It's also critical to acknowledge that losses are a typical aspect of trading
It would good to expand on this topic at some point in future posts, specifically ways of managing losses. You probably already had this in mind so I hope I'm not interfering with your flow by throwing these comments in.
 
It would good to expand on this topic at some point in future posts, specifically ways of managing losses.
@DaveTrade, you hit on a very important topic
I thought I was finished posting for today, trying to limit my posts to one a day because I have trouble knowing when to stop. But I always respond when others share, make suggestions, or answer a question.

Developing a good trading strategy
There are many easy ways to manage losses & even reduce their frequency by formulating a sound trading plan that incorporates solid risk management techniques. This requires understanding how to manage losses, which is a crucial topic for traders to investigate. In fact, I think it's essential for traders to have a strong loss management strategy in place since it can play a big part in deciding long-term success in the markets.

Loss management techniques
It would also be beneficial to discuss these in greater detail in subsequent postings because there are numerous different loss management strategies and techniques. Examples include employing multi-level trailing stops, a time & momentum stop as well as a lock-in profit stop, all whilst managing position sizing.

More to follow...

Skate.
 
ways of managing losses

Each strategy will have its share of pros and cons in managing losses
So it's crucial for traders to comprehend how they operate and when to apply them. Examining various loss control techniques in a later post will assist traders in gaining a deeper understanding of risk management and why is so important to create a strategy that best suits your risk tolerance. Meaning, as traders we all have varying levels of financial pain we can absorb before making an emotional decision.

I appreciate all suggestion
Dave, I'll be sure to keep in mind your suggestion as I prepare future posts on this significant subject you have raised.
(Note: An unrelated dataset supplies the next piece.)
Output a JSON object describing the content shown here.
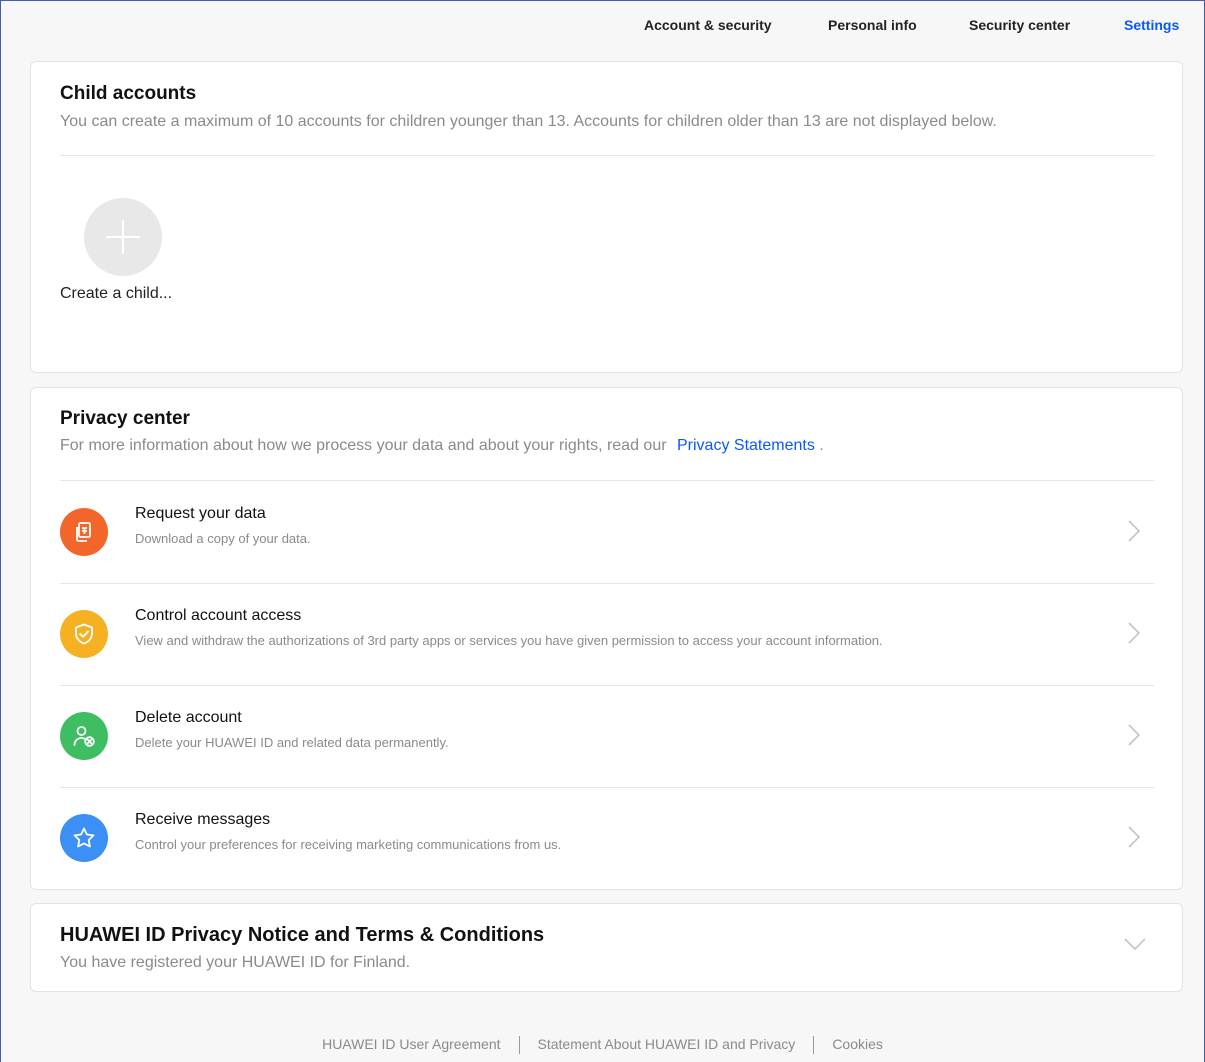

But in the meantime, I'll post up a few backtests to show the difference in how "timing the entry" can make an enormous difference in managing your losses going forward.

But first
I want to explain how risky it is to rely exclusively on backtesting results. Many of us, see the great results & become starry-eyed believing it as reality.

Skate.
 
It can be risky to rely exclusively on backtesting results
A useful tool for traders to test their trading methods and assess their past performance is backtesting software. Results from backtesting, however, are only as reliable as the inputs and assumptions that went into their development. Traders may unintentionally incorporate biases or flaws into their backtesting procedure, producing results that are exaggerated or incorrect.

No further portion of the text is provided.